We have initiated the creation of Swedish clinical corpora manually annotated for factuality levels in clinical records. The first experiment was carried out on a sentence and token level, manually annotated by three laymen. Following this work, a second experiment has been carried out, focusing on assessment descriptions from clinical records from an emergency department. In this task, the annotators (clinicians) are given a diagnosis to be judged for factuality levels (certainly, probably and possibly positive or negative).
The created corpora will be used for automatic classification experiments. We want to be able to answer the following questions: is it feasible to automatically classify factuality levels of diagnosis descriptions in Swedish EPRs? Which diagnosis types are harder to judge when it comes to factuality levels? Which features are indicative? Are these different depending on diagnosis types? Are some diagnoses inherently uncertain/speculative? What does this imply?
In the future, we envisage information access systems that are able to distinguish these types of factuality levels automatically, information that could be utilized in information access systems, (semi-)automatic summarization applications, hypothesis generation and clinical research, etc.
Dalianis is an associate professor (docent) and tenured lecturer (universitetslektor) at the Department of Computer and Systems Sciences (DSV) at Stockholm University, Sweden where he heads the research area IT for Health.
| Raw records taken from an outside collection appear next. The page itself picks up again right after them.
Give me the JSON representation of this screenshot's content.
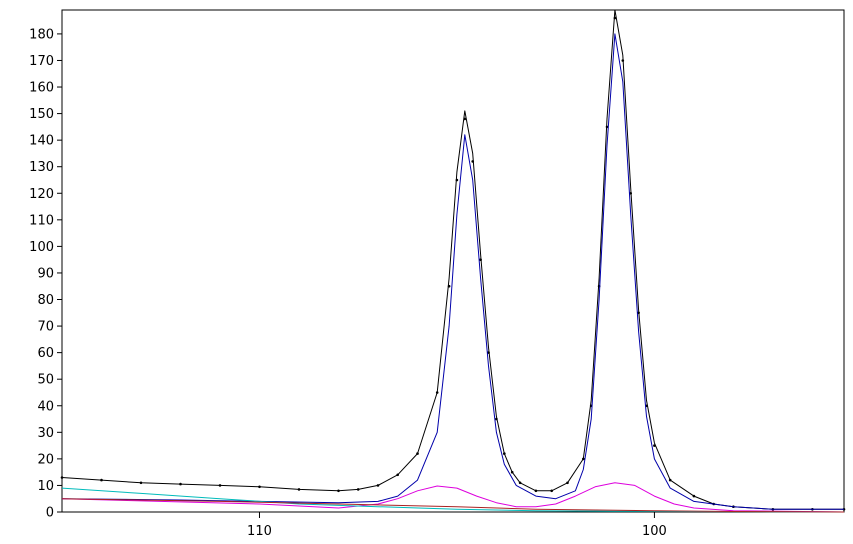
{
  "chart_data": {
    "type": "line",
    "title": "",
    "xlabel": "",
    "ylabel": "",
    "x_reversed": true,
    "xlim": [
      115,
      95.2
    ],
    "ylim": [
      0,
      189
    ],
    "x_ticks": [
      110,
      100
    ],
    "y_ticks": [
      0,
      10,
      20,
      30,
      40,
      50,
      60,
      70,
      80,
      90,
      100,
      110,
      120,
      130,
      140,
      150,
      160,
      170,
      180
    ],
    "grid": false,
    "series": [
      {
        "color": "#000000",
        "style": "points",
        "x": [
          115,
          114,
          113,
          112,
          111,
          110,
          109,
          108,
          107.5,
          107,
          106.5,
          106,
          105.5,
          105.2,
          105,
          104.8,
          104.6,
          104.4,
          104.2,
          104,
          103.8,
          103.6,
          103.4,
          103,
          102.6,
          102.2,
          101.8,
          101.6,
          101.4,
          101.2,
          101,
          100.8,
          100.6,
          100.4,
          100.2,
          100,
          99.6,
          99,
          98.5,
          98,
          97,
          96,
          95.2
        ],
        "y": [
          13,
          12,
          11,
          10.5,
          10,
          9.5,
          8.5,
          8,
          8.5,
          10,
          14,
          22,
          45,
          85,
          125,
          148,
          132,
          95,
          60,
          35,
          22,
          15,
          11,
          8,
          8,
          11,
          20,
          40,
          85,
          145,
          186,
          170,
          120,
          75,
          40,
          25,
          12,
          6,
          3,
          2,
          1,
          1,
          1
        ]
      },
      {
        "color": "#000000",
        "style": "line",
        "x": [
          115,
          114,
          113,
          112,
          111,
          110,
          109,
          108,
          107.5,
          107,
          106.5,
          106,
          105.5,
          105.2,
          105,
          104.8,
          104.6,
          104.4,
          104.2,
          104,
          103.8,
          103.6,
          103.4,
          103,
          102.6,
          102.2,
          101.8,
          101.6,
          101.4,
          101.2,
          101,
          100.8,
          100.6,
          100.4,
          100.2,
          100,
          99.6,
          99,
          98.5,
          98,
          97,
          96,
          95.2
        ],
        "y": [
          13,
          12,
          11,
          10.5,
          10,
          9.5,
          8.5,
          8,
          8.5,
          10,
          14,
          22,
          45,
          88,
          128,
          151,
          135,
          97,
          62,
          36,
          22,
          15,
          11,
          8,
          8,
          11,
          20,
          42,
          88,
          148,
          189,
          172,
          122,
          76,
          42,
          26,
          12,
          6,
          3,
          2,
          1,
          1,
          1
        ]
      },
      {
        "color": "#0000aa",
        "style": "line",
        "x": [
          115,
          112,
          110,
          108,
          107,
          106.5,
          106,
          105.5,
          105.2,
          105,
          104.8,
          104.6,
          104.4,
          104.2,
          104,
          103.8,
          103.5,
          103,
          102.5,
          102,
          101.8,
          101.6,
          101.4,
          101.2,
          101,
          100.8,
          100.6,
          100.4,
          100.2,
          100,
          99.6,
          99,
          98,
          97,
          95.2
        ],
        "y": [
          5,
          4.5,
          4,
          3.5,
          4,
          6,
          12,
          30,
          70,
          112,
          142,
          125,
          88,
          55,
          30,
          18,
          10,
          6,
          5,
          8,
          16,
          35,
          80,
          138,
          180,
          162,
          112,
          68,
          36,
          20,
          9,
          4,
          2,
          1,
          1
        ]
      },
      {
        "color": "#dd00dd",
        "style": "line",
        "x": [
          115,
          110,
          108,
          107,
          106.5,
          106,
          105.5,
          105,
          104.5,
          104,
          103.5,
          103,
          102.5,
          102,
          101.5,
          101,
          100.5,
          100,
          99.5,
          99,
          98,
          95.2
        ],
        "y": [
          5,
          3,
          1.5,
          3,
          5,
          8,
          9.8,
          9,
          6,
          3.5,
          2,
          2,
          3,
          6,
          9.5,
          11,
          10,
          6,
          3,
          1.5,
          0.5,
          0
        ]
      },
      {
        "color": "#00bbbb",
        "style": "line",
        "x": [
          115,
          113,
          111,
          109,
          107,
          105,
          103,
          101,
          99,
          97,
          95.2
        ],
        "y": [
          9,
          7,
          5,
          3,
          2,
          1,
          0.5,
          0.3,
          0.2,
          0.1,
          0
        ]
      },
      {
        "color": "#aa2222",
        "style": "line",
        "x": [
          115,
          111,
          108,
          105,
          103,
          100,
          98,
          95.2
        ],
        "y": [
          5,
          4,
          3,
          2,
          1,
          0.5,
          0.2,
          0
        ]
      }
    ]
  }
}
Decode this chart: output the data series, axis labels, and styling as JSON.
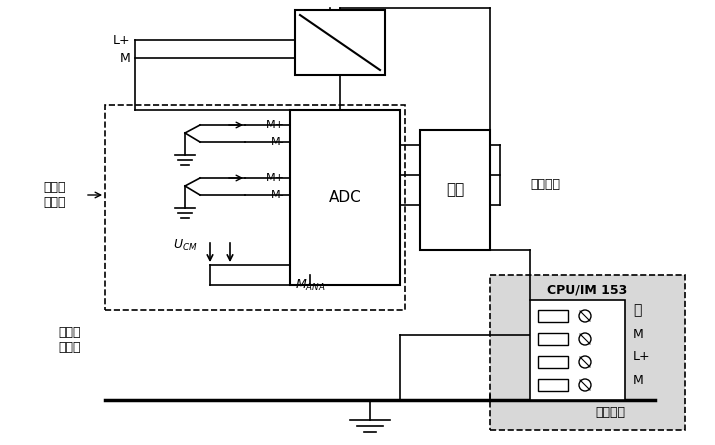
{
  "title": "",
  "bg_color": "#ffffff",
  "text_color": "#000000",
  "labels": {
    "L_plus": "L+",
    "M": "M",
    "M_plus": "M+",
    "M_minus": "M-",
    "ADC": "ADC",
    "logic": "逻辑",
    "backplane": "背板总线",
    "sensor": "非隔离\n传感器",
    "UCM": "U",
    "CM": "CM",
    "MANA": "M",
    "ANA": "ANA",
    "equi": "等电位\n连接线",
    "ground_bus": "接地干线",
    "cpu": "CPU/IM 153",
    "cpu_labels": [
      "M",
      "L+",
      "M"
    ]
  },
  "colors": {
    "dashed_box": "#000000",
    "cpu_bg": "#d0d0d0",
    "line": "#000000",
    "box": "#ffffff",
    "ground_bus": "#000000"
  }
}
Dalianis received his Ph.D in 1996. Dalianis was a post doc researcher at University of Southern California/ISI in Los Angeles 1997-98. Dalianis held a three-year guest professorship at CST, University of Copenhagen during 2002-2005, founded by Norfa, the Nordic council.
Dalianis works in the interface between university and industry with the aim to make research results useful for society. Dalianis has specialized in the area of human language technology, to make computer to understand and process human language text, but also to make a computer to produce text automatically. Examples on applications are automatic text summarization and search engines with built in human language technology support as for example stemming, spell checking, compound splitting to improve the information extraction. Currently Dalianis works in the area of text mining and medical informatics focused on electronic health records. Dalianis has more than 20 years of experience of his research area. Dalianis has been project leader and received funding for over 15 national, Nordic and European research projects.Velupillai is a PhD student at the Department of Computer and Systems Sciences at Stockholm University since April 2007. She successfully defended her Licentiate Thesis Swedish Health Data a" Information Access and Representation on the 6th of October, 2009. Velupillai is also affiliated with the Swedish National Graduate School of Language Technology (GSLT), has participated in several research projects, and is currently part of the Nordic research network HEXAnord. Velupillai has a background in Computational Linguistics and specializes on research covering both Language Technology, Information Access and Health Informatics. Velupillai has published and presented eighteen articles in renowned international conferences and journals.